Last week the Congressional House Resources Committee gave a substantial victory to proponents of opening ocean waters off the Outer Continental Shelf (OCS), including areas off the Jersey Shore, to oil and gas exploration. The measure would lift a 25-year bipartisan moratorium in drilling in these environmentally sensitive areas.
The Sierra Club is the oldest and largest “grassroots” environmental organization in America. We have consistently opposed lifting the moratorium. We believe the moratorium is particularly important to protect New Jersey’s beaches and our tourist industry. Meanwhile, drilling proponents perpetuate the myth that significant quantities of offshore oil and gas resources are foolishly “off limits” and that OCS drilling would greatly add to America’s energy independence.
In reality, the moratorium is only a limited one. The oil and gas industry already has access to the vast majority of the proven oil and gas resources off America’s coasts. The U.S. Department of the Interior estimates that at current levels of consumption, lifting the OCS ban would satisfy the nation’s oil needs for only about 16 years and its natural gas needs for about 25 years.
Apart from its obvious failure to significantly add to domestic energy supplies, two critical issues are raised by this misguided proposal: The first is the potential threat to New Jersey’s beaches. The second is the broader issue of whether “big oil and gas” has exploited the government’s Byzantine off-shore “royalty” payment system to achieve record corporate profits at taxpayer expense. Jersey Shore residents should know the facts on both:
First, OCS drilling proponents present their bill as a “compromise” since theoretically each state would have the opportunity to “opt out” of drilling off their respective coasts. Thankfully, New Jersey’s elected officials are largely united against OCS drilling. However, the bill places significant legal hurdles to “opting out.” More importantly, it ignores the insurmountable problem of oil spills in “opt in” states polluting New Jersey’s beaches. An oil slick does not respect states’ geographic coastal boundaries in its migration or honor politicians’ ugly “compromises” in its own dirty ebb and flow.

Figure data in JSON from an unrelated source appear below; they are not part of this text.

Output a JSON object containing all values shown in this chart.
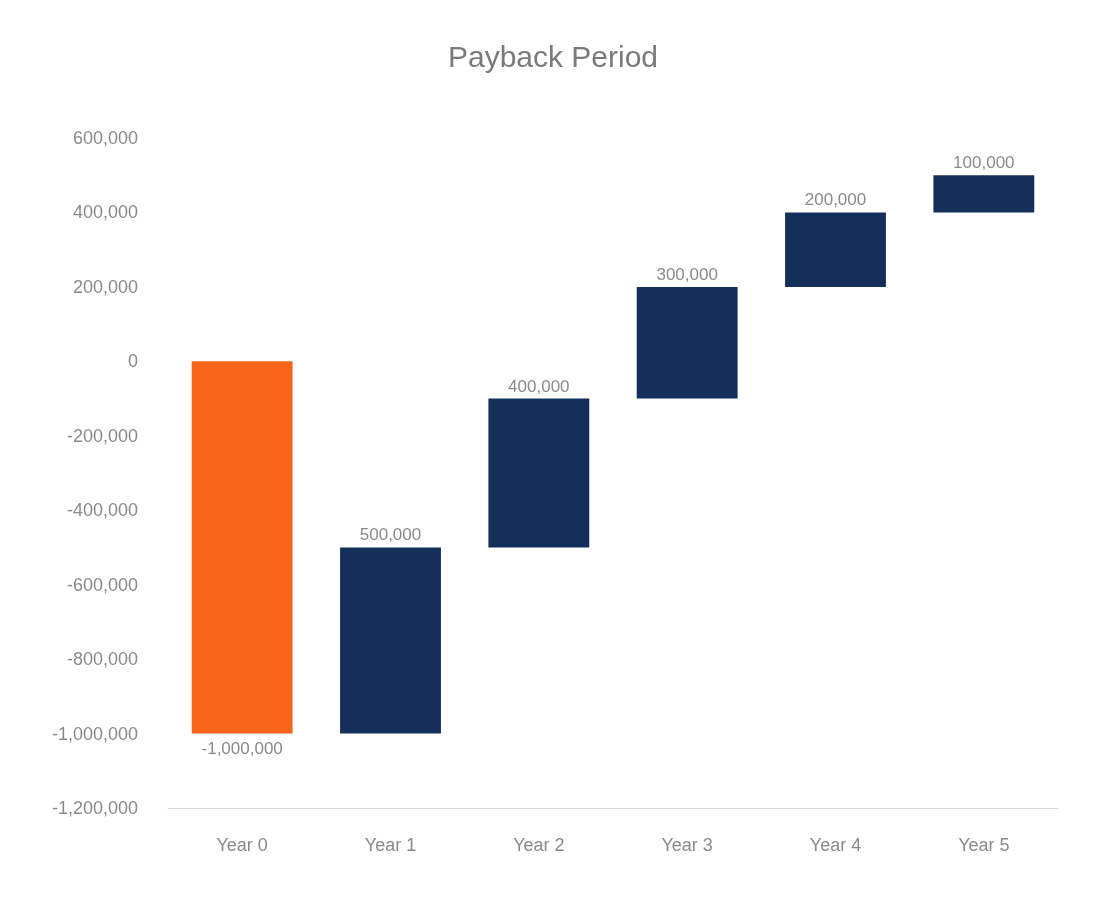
{
  "chart_data": {
    "type": "bar",
    "title": "Payback Period",
    "categories": [
      "Year 0",
      "Year 1",
      "Year 2",
      "Year 3",
      "Year 4",
      "Year 5"
    ],
    "values": [
      -1000000,
      500000,
      400000,
      300000,
      200000,
      100000
    ],
    "value_labels": [
      "-1,000,000",
      "500,000",
      "400,000",
      "300,000",
      "200,000",
      "100,000"
    ],
    "base": [
      0,
      -1000000,
      -500000,
      -100000,
      200000,
      400000
    ],
    "colors": [
      "#f7661a",
      "#14305a",
      "#14305a",
      "#14305a",
      "#14305a",
      "#14305a"
    ],
    "ylim": [
      -1200000,
      600000
    ],
    "yticks": [
      {
        "value": -1200000,
        "label": "-1,200,000"
      },
      {
        "value": -1000000,
        "label": "-1,000,000"
      },
      {
        "value": -800000,
        "label": "-800,000"
      },
      {
        "value": -600000,
        "label": "-600,000"
      },
      {
        "value": -400000,
        "label": "-400,000"
      },
      {
        "value": -200000,
        "label": "-200,000"
      },
      0,
      {
        "value": 200000,
        "label": "200,000"
      },
      {
        "value": 400000,
        "label": "400,000"
      },
      {
        "value": 600000,
        "label": "600,000"
      }
    ]
  }
}
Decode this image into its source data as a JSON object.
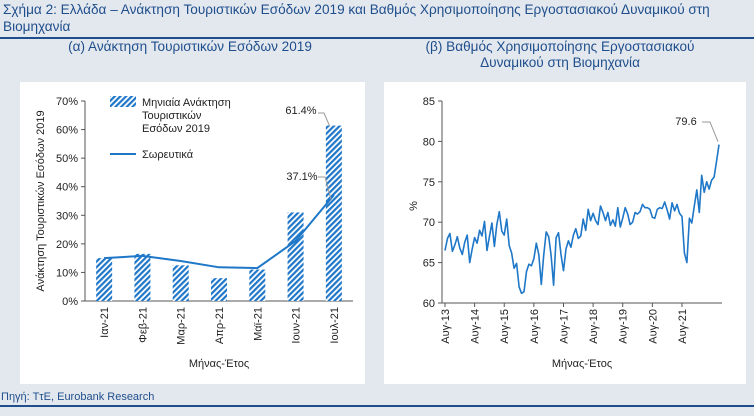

Florida, the Carolinas and the Virginia coasts are some of the primary targets of OCS drilling advocates. Among these, Virginia is our nearest neighbor. Some short-sighted Virginia politicians favor “opting in” for the revenue it would provide. But the ecological fate of New Jersey beaches should not lie in their hands. Virginia is just 75 miles from New Jersey beaches. A catastrophic “Spill One” in Virginia could destroy the ecology and economic values of the Jersey Shore for generations to come. It’s more than idle speculation.
The infamous Exxon Valdez oil spill traveled 470 miles in 56 days and is still polluting the area 17 years later. Meanwhile, Exxon to this very day pays high-priced lawyers to fight the fines lawfully imposed in a court of law. Thus, the “line in the sand” we must draw against drilling to protect New Jersey’s beaches must include the Atlantic Outer Continental Shelf, without exception. The Sierra Club asks that our neighbors, friends and the thousands of tourists who enjoy our beaches each year join hands with us in opposing lifting the OCS moratorium.
Second, now what about those record “Big Oil and Gas” profits some even call “obscene”? Isn’t making money the American way? Well, it depends. About one-quarter of all oil and gas produced in the United States comes from federal lands and federal waters in the Gulf of Mexico. According to the Interior Department, the current Byzantine United States “royalty” system will let companies pump about $65 billion worth of oil and gas from federal territory over the next five years without taxpayers receiving a single dime. And one particularly greedy major corporation has even filed suit against the federal government that, if successful, could cost taxpayers another $28 billion in lost revenue. How can all this possibly be?
Simple. It started with an honest miscalculation by the Clinton administration when it supported the “Deep Water Royalty Relief Act” some years ago. But it’s a mistake that is now gleefully embraced by the Bush administration. To the extent that the Bush administration has an energy policy, it was forged when Vice President Dick Cheney, who has personally made millions in the oil industry, met behind “closed doors” with his “Big Oil and Gas” buddies. Indeed, despite litigation by environmental groups, what was discussed between Cheney and his industry friends at those secret meetings may never be fully known. But we know the results. The Bush administration ignored pleas to modify the royalty system in the 2005 Energy Policy Act. It continues to oppose any “windfall profits” tax to this day.
So in the vacuum created by the Bush administration’s lack of a real energy policy that should include energy efficiency and clean, renewable resources that reduce fossil fuels and foreign oil in particular, “Big Oil and Gas” fashioned its own energy policy. It’s called “Take the Money and Run.” Taxpayers should receive “fair return” for use of taxpayer property. Should “Big Oil and Gas” be held accountable for “ripping off” American taxpayers? The Sierra Club answers with a resounding “yes.”
A. Gregory Auriemma, Esq.
Brick
Mr. Auriemma, an attorney in Brick, is chairman of the Sierra Club of Ocean County and the New Jersey delegate to the Sierra Club’s Atlantic Coast Ecoregion “ACE” national task force.